Rear lift control and ABS-managed brake force relative to lean angle boost confidence on turn-in. The system features two switchable set ups; SPORT mode focuses on road-riding performance, with high brake force and less pitching, while TRACK mode offers performance in braking from much higher circuit speeds.
The rear 17-inch rim mounts a 200/55-ZR17 sized tyre, minimising the change in chassis geometry when going from street to track rubber. The front rim mounts a 120/70-ZR17 tyre.
3.4 Aerodynamic Package & Equipment
The fuel tank cover is set low, decreasing the frontal area with the rider prone. At a 35° angle the screen smoothly channels airflow from the upper fairing over the rider and seat cowl, which itself presents the minimum possible drag resistance. The left and right upper fairing slits reduce yaw and roll resistance while turning.
To make steering easier, a convex surface on each side of the front mudguard moves air flow away from the front wheel, smoothly directing it to the fairing sides. Cooling air for radiator and oil cooler is optimised by aerodynamic management of both velocity and pressure of air flowing from the tyre.
The lower fairing extends close to the rear tyre, and is shaped to channel air downward. This has two effects: in dry conditions, less air hits the tyre, lowering drag; in the wet, less water hits the tyre, improving grip. To let air flow around the rider’s feet with minimum resistance the sides of the rear hugger are carefully shaped, while its upper side is cut-out to vent air that channels up from underneath either side of the swingarm, decreasing rear lift.
The net result, with the Fireblade in stock race trim, is a best-in-class drag coefficient value of 0.270.

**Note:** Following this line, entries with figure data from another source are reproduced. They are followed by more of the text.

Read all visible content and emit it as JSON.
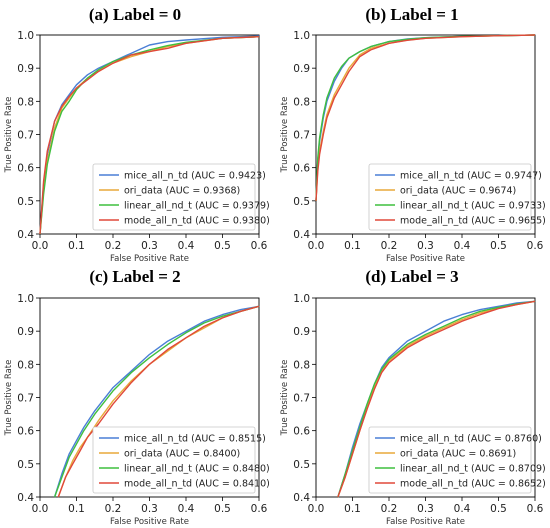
{
  "colors": {
    "mice_all_n_td": "#4a7fd6",
    "ori_data": "#e8a93a",
    "linear_all_nd_t": "#3fbf3f",
    "mode_all_n_td": "#e0483a"
  },
  "chart_data": [
    {
      "type": "line",
      "title": "(a) Label = 0",
      "xlabel": "False Positive Rate",
      "ylabel": "True Positive Rate",
      "xlim": [
        0.0,
        0.6
      ],
      "ylim": [
        0.4,
        1.0
      ],
      "xticks": [
        "0.0",
        "0.1",
        "0.2",
        "0.3",
        "0.4",
        "0.5",
        "0.6"
      ],
      "yticks": [
        "0.4",
        "0.5",
        "0.6",
        "0.7",
        "0.8",
        "0.9",
        "1.0"
      ],
      "legend_position": "lower-right",
      "series": [
        {
          "name": "mice_all_n_td (AUC = 0.9423)",
          "color_key": "mice_all_n_td",
          "x": [
            0.0,
            0.01,
            0.02,
            0.04,
            0.06,
            0.08,
            0.1,
            0.13,
            0.16,
            0.2,
            0.25,
            0.3,
            0.35,
            0.4,
            0.5,
            0.6
          ],
          "y": [
            0.4,
            0.55,
            0.64,
            0.74,
            0.79,
            0.82,
            0.85,
            0.88,
            0.9,
            0.92,
            0.945,
            0.97,
            0.98,
            0.985,
            0.993,
            0.997
          ]
        },
        {
          "name": "ori_data (AUC = 0.9368)",
          "color_key": "ori_data",
          "x": [
            0.0,
            0.01,
            0.02,
            0.04,
            0.06,
            0.08,
            0.1,
            0.13,
            0.16,
            0.2,
            0.25,
            0.3,
            0.35,
            0.4,
            0.5,
            0.6
          ],
          "y": [
            0.4,
            0.53,
            0.62,
            0.72,
            0.78,
            0.81,
            0.84,
            0.87,
            0.89,
            0.915,
            0.935,
            0.95,
            0.965,
            0.975,
            0.99,
            0.995
          ]
        },
        {
          "name": "linear_all_nd_t (AUC = 0.9379)",
          "color_key": "linear_all_nd_t",
          "x": [
            0.0,
            0.01,
            0.02,
            0.04,
            0.06,
            0.08,
            0.1,
            0.13,
            0.16,
            0.2,
            0.25,
            0.3,
            0.35,
            0.4,
            0.5,
            0.6
          ],
          "y": [
            0.4,
            0.52,
            0.61,
            0.71,
            0.77,
            0.8,
            0.835,
            0.87,
            0.895,
            0.92,
            0.94,
            0.955,
            0.968,
            0.978,
            0.99,
            0.995
          ]
        },
        {
          "name": "mode_all_n_td (AUC = 0.9380)",
          "color_key": "mode_all_n_td",
          "x": [
            0.0,
            0.01,
            0.02,
            0.04,
            0.06,
            0.08,
            0.1,
            0.13,
            0.16,
            0.2,
            0.25,
            0.3,
            0.35,
            0.4,
            0.5,
            0.6
          ],
          "y": [
            0.4,
            0.56,
            0.65,
            0.74,
            0.785,
            0.815,
            0.84,
            0.865,
            0.89,
            0.915,
            0.94,
            0.95,
            0.96,
            0.975,
            0.99,
            0.995
          ]
        }
      ]
    },
    {
      "type": "line",
      "title": "(b) Label = 1",
      "xlabel": "False Positive Rate",
      "ylabel": "True Positive Rate",
      "xlim": [
        0.0,
        0.6
      ],
      "ylim": [
        0.4,
        1.0
      ],
      "xticks": [
        "0.0",
        "0.1",
        "0.2",
        "0.3",
        "0.4",
        "0.5",
        "0.6"
      ],
      "yticks": [
        "0.4",
        "0.5",
        "0.6",
        "0.7",
        "0.8",
        "0.9",
        "1.0"
      ],
      "legend_position": "lower-right",
      "series": [
        {
          "name": "mice_all_n_td (AUC = 0.9747)",
          "color_key": "mice_all_n_td",
          "x": [
            0.0,
            0.005,
            0.01,
            0.02,
            0.03,
            0.05,
            0.07,
            0.09,
            0.12,
            0.15,
            0.2,
            0.25,
            0.3,
            0.4,
            0.5,
            0.6
          ],
          "y": [
            0.5,
            0.62,
            0.68,
            0.75,
            0.8,
            0.86,
            0.9,
            0.93,
            0.95,
            0.965,
            0.98,
            0.988,
            0.992,
            0.996,
            0.998,
            1.0
          ]
        },
        {
          "name": "ori_data (AUC = 0.9674)",
          "color_key": "ori_data",
          "x": [
            0.0,
            0.005,
            0.01,
            0.02,
            0.03,
            0.05,
            0.07,
            0.09,
            0.12,
            0.15,
            0.2,
            0.25,
            0.3,
            0.4,
            0.5,
            0.6
          ],
          "y": [
            0.5,
            0.6,
            0.65,
            0.71,
            0.76,
            0.82,
            0.86,
            0.9,
            0.94,
            0.96,
            0.975,
            0.985,
            0.99,
            0.995,
            0.998,
            1.0
          ]
        },
        {
          "name": "linear_all_nd_t (AUC = 0.9733)",
          "color_key": "linear_all_nd_t",
          "x": [
            0.0,
            0.005,
            0.01,
            0.02,
            0.03,
            0.05,
            0.07,
            0.09,
            0.12,
            0.15,
            0.2,
            0.25,
            0.3,
            0.4,
            0.5,
            0.6
          ],
          "y": [
            0.5,
            0.63,
            0.69,
            0.76,
            0.81,
            0.87,
            0.905,
            0.93,
            0.95,
            0.965,
            0.98,
            0.987,
            0.992,
            0.996,
            0.998,
            1.0
          ]
        },
        {
          "name": "mode_all_n_td (AUC = 0.9655)",
          "color_key": "mode_all_n_td",
          "x": [
            0.0,
            0.005,
            0.01,
            0.02,
            0.03,
            0.05,
            0.07,
            0.09,
            0.12,
            0.15,
            0.2,
            0.25,
            0.3,
            0.4,
            0.5,
            0.6
          ],
          "y": [
            0.5,
            0.59,
            0.64,
            0.7,
            0.75,
            0.81,
            0.85,
            0.89,
            0.935,
            0.955,
            0.975,
            0.984,
            0.99,
            0.995,
            0.998,
            1.0
          ]
        }
      ]
    },
    {
      "type": "line",
      "title": "(c) Label = 2",
      "xlabel": "False Positive Rate",
      "ylabel": "True Positive Rate",
      "xlim": [
        0.0,
        0.6
      ],
      "ylim": [
        0.4,
        1.0
      ],
      "xticks": [
        "0.0",
        "0.1",
        "0.2",
        "0.3",
        "0.4",
        "0.5",
        "0.6"
      ],
      "yticks": [
        "0.4",
        "0.5",
        "0.6",
        "0.7",
        "0.8",
        "0.9",
        "1.0"
      ],
      "legend_position": "lower-right",
      "series": [
        {
          "name": "mice_all_n_td (AUC = 0.8515)",
          "color_key": "mice_all_n_td",
          "x": [
            0.04,
            0.06,
            0.08,
            0.1,
            0.12,
            0.15,
            0.2,
            0.25,
            0.3,
            0.35,
            0.4,
            0.45,
            0.5,
            0.55,
            0.6
          ],
          "y": [
            0.4,
            0.47,
            0.53,
            0.57,
            0.61,
            0.66,
            0.73,
            0.78,
            0.83,
            0.87,
            0.9,
            0.93,
            0.95,
            0.965,
            0.975
          ]
        },
        {
          "name": "ori_data (AUC = 0.8400)",
          "color_key": "ori_data",
          "x": [
            0.05,
            0.07,
            0.09,
            0.11,
            0.13,
            0.16,
            0.2,
            0.25,
            0.3,
            0.35,
            0.4,
            0.45,
            0.5,
            0.55,
            0.6
          ],
          "y": [
            0.4,
            0.46,
            0.51,
            0.55,
            0.58,
            0.63,
            0.69,
            0.75,
            0.8,
            0.84,
            0.88,
            0.91,
            0.94,
            0.96,
            0.975
          ]
        },
        {
          "name": "linear_all_nd_t (AUC = 0.8480)",
          "color_key": "linear_all_nd_t",
          "x": [
            0.04,
            0.06,
            0.08,
            0.1,
            0.12,
            0.15,
            0.2,
            0.25,
            0.3,
            0.35,
            0.4,
            0.45,
            0.5,
            0.55,
            0.6
          ],
          "y": [
            0.4,
            0.46,
            0.52,
            0.56,
            0.6,
            0.65,
            0.72,
            0.775,
            0.82,
            0.86,
            0.895,
            0.925,
            0.945,
            0.96,
            0.975
          ]
        },
        {
          "name": "mode_all_n_td (AUC = 0.8410)",
          "color_key": "mode_all_n_td",
          "x": [
            0.05,
            0.07,
            0.09,
            0.11,
            0.13,
            0.16,
            0.2,
            0.25,
            0.3,
            0.35,
            0.4,
            0.45,
            0.5,
            0.55,
            0.6
          ],
          "y": [
            0.4,
            0.46,
            0.5,
            0.54,
            0.58,
            0.62,
            0.68,
            0.745,
            0.8,
            0.845,
            0.88,
            0.915,
            0.94,
            0.96,
            0.975
          ]
        }
      ]
    },
    {
      "type": "line",
      "title": "(d) Label = 3",
      "xlabel": "False Positive Rate",
      "ylabel": "True Positive Rate",
      "xlim": [
        0.0,
        0.6
      ],
      "ylim": [
        0.4,
        1.0
      ],
      "xticks": [
        "0.0",
        "0.1",
        "0.2",
        "0.3",
        "0.4",
        "0.5",
        "0.6"
      ],
      "yticks": [
        "0.4",
        "0.5",
        "0.6",
        "0.7",
        "0.8",
        "0.9",
        "1.0"
      ],
      "legend_position": "lower-right",
      "series": [
        {
          "name": "mice_all_n_td (AUC = 0.8760)",
          "color_key": "mice_all_n_td",
          "x": [
            0.06,
            0.08,
            0.1,
            0.12,
            0.14,
            0.16,
            0.18,
            0.2,
            0.25,
            0.3,
            0.35,
            0.4,
            0.45,
            0.5,
            0.55,
            0.6
          ],
          "y": [
            0.4,
            0.47,
            0.55,
            0.62,
            0.68,
            0.74,
            0.79,
            0.82,
            0.87,
            0.9,
            0.93,
            0.95,
            0.965,
            0.975,
            0.985,
            0.99
          ]
        },
        {
          "name": "ori_data (AUC = 0.8691)",
          "color_key": "ori_data",
          "x": [
            0.06,
            0.08,
            0.1,
            0.12,
            0.14,
            0.16,
            0.18,
            0.2,
            0.25,
            0.3,
            0.35,
            0.4,
            0.45,
            0.5,
            0.55,
            0.6
          ],
          "y": [
            0.4,
            0.46,
            0.53,
            0.6,
            0.67,
            0.73,
            0.78,
            0.81,
            0.855,
            0.885,
            0.91,
            0.935,
            0.955,
            0.97,
            0.98,
            0.99
          ]
        },
        {
          "name": "linear_all_nd_t (AUC = 0.8709)",
          "color_key": "linear_all_nd_t",
          "x": [
            0.06,
            0.08,
            0.1,
            0.12,
            0.14,
            0.16,
            0.18,
            0.2,
            0.25,
            0.3,
            0.35,
            0.4,
            0.45,
            0.5,
            0.55,
            0.6
          ],
          "y": [
            0.4,
            0.47,
            0.54,
            0.61,
            0.68,
            0.74,
            0.785,
            0.815,
            0.86,
            0.89,
            0.915,
            0.94,
            0.96,
            0.972,
            0.982,
            0.99
          ]
        },
        {
          "name": "mode_all_n_td (AUC = 0.8652)",
          "color_key": "mode_all_n_td",
          "x": [
            0.06,
            0.08,
            0.1,
            0.12,
            0.14,
            0.16,
            0.18,
            0.2,
            0.25,
            0.3,
            0.35,
            0.4,
            0.45,
            0.5,
            0.55,
            0.6
          ],
          "y": [
            0.4,
            0.46,
            0.53,
            0.6,
            0.665,
            0.725,
            0.775,
            0.805,
            0.85,
            0.88,
            0.905,
            0.93,
            0.95,
            0.968,
            0.98,
            0.99
          ]
        }
      ]
    }
  ]
}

To generate downforce at track speeds – and maintain the smallest possible frontal area – the fairing also employs winglet structures that effectively generate the same downforce as the 2018 RC213V MotoGP machine. The results are a reduction in wheelies under acceleration and increased stability on braking and corner entry.
Three wings are arranged in a vertical line inside both left and right fairing ducts. This
arrangement (vertically deep and longitudinally shallow) has no detrimental effect on yaw and roll ability during corner entry. And the consistent distance between the trailing wing tips and the inner fairing wall limits separation of the airflow, producing maximum downforce.
The wing angle balances opposing right/left downforces from the dihedral and twist angles when yaw occurs through a corner, for stable behaviour. Flow speeds over the top and
below the wings differ to prevent air getting ‘trapped’ on the fairing sides and affecting handling.
For full and intuitive control of the Fireblade’s systems there’s a high resolution, full colour 5-inch TFT screen. It’s fully customisable to show exactly what the rider wants to see. The compact left hand switchgear houses a four-way switch; fast and easy to use, the top/bottom buttons set riding mode parameters, while the left/right buttons cycle screen display information.
Honda’s Smart Key System operates the ignition without having to insert a key, and the handlebar lock. This is both convenient in day-to-day use and allows use of a competition-style top yoke, with optimum space for the ram air system.